The wind inlet and outlet structure according to any one of claims 2 to 11, wherein:

There are two air openings (12), the two air openings (12) are respectively located at both ends of the air duct (11), there are two shielding portions (20), and the two shielding portions (20) ) Are arranged in one-to-one correspondence with the two tuyere (12), there are two filtering parts (30), and the two filtering parts (30) and the two shielding parts (20) are arranged in one-to-one correspondence ；

Wherein, the two tuyere (12) are respectively a first tuyere and a second tuyere. When the first tuyere is in the air inlet state, the second tuyere is in the wind outlet state; the first tuyere is in the outlet In the case of a wind state, the second tuyere is in a wind inlet state.

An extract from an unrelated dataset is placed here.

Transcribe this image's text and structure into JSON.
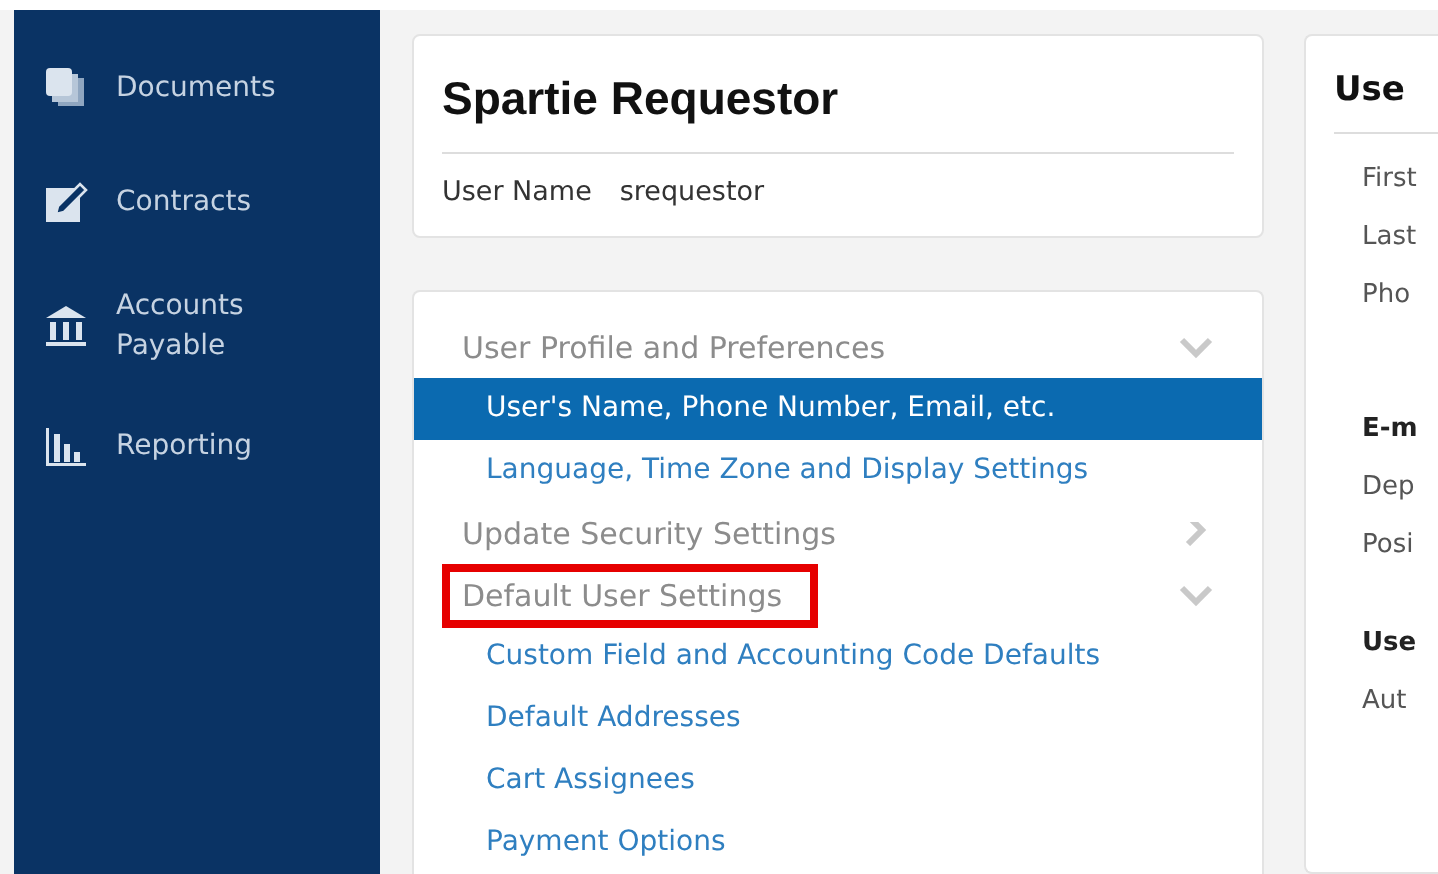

The air inlet and outlet structure according to claim 12, wherein the first tuyere is provided at the upper part of the housing (10), the second tuyere is provided at the lower part of the housing (10), and the first tuyere is provided at the lower part of the housing (10). The first tuyere and the second tuyere are staggered in the horizontal direction.
The wind inlet and outlet structure according to claim 1, wherein one end of the shielding portion (20) is rotatably arranged on one edge of the tuyere (12), and the other edge of the tuyere (12) A limiting member (16) is provided on the upper side, and the limiting member (16) is located on the rotation path of the other end of the shielding portion (20). When the shielding portion (20) is rotated to the blocking position , The limiting member (16) is matched with the other end of the shielding portion (20).
An air conditioner, characterized in that the air conditioner comprises the air inlet and outlet structure according to any one of claims 1 to 14.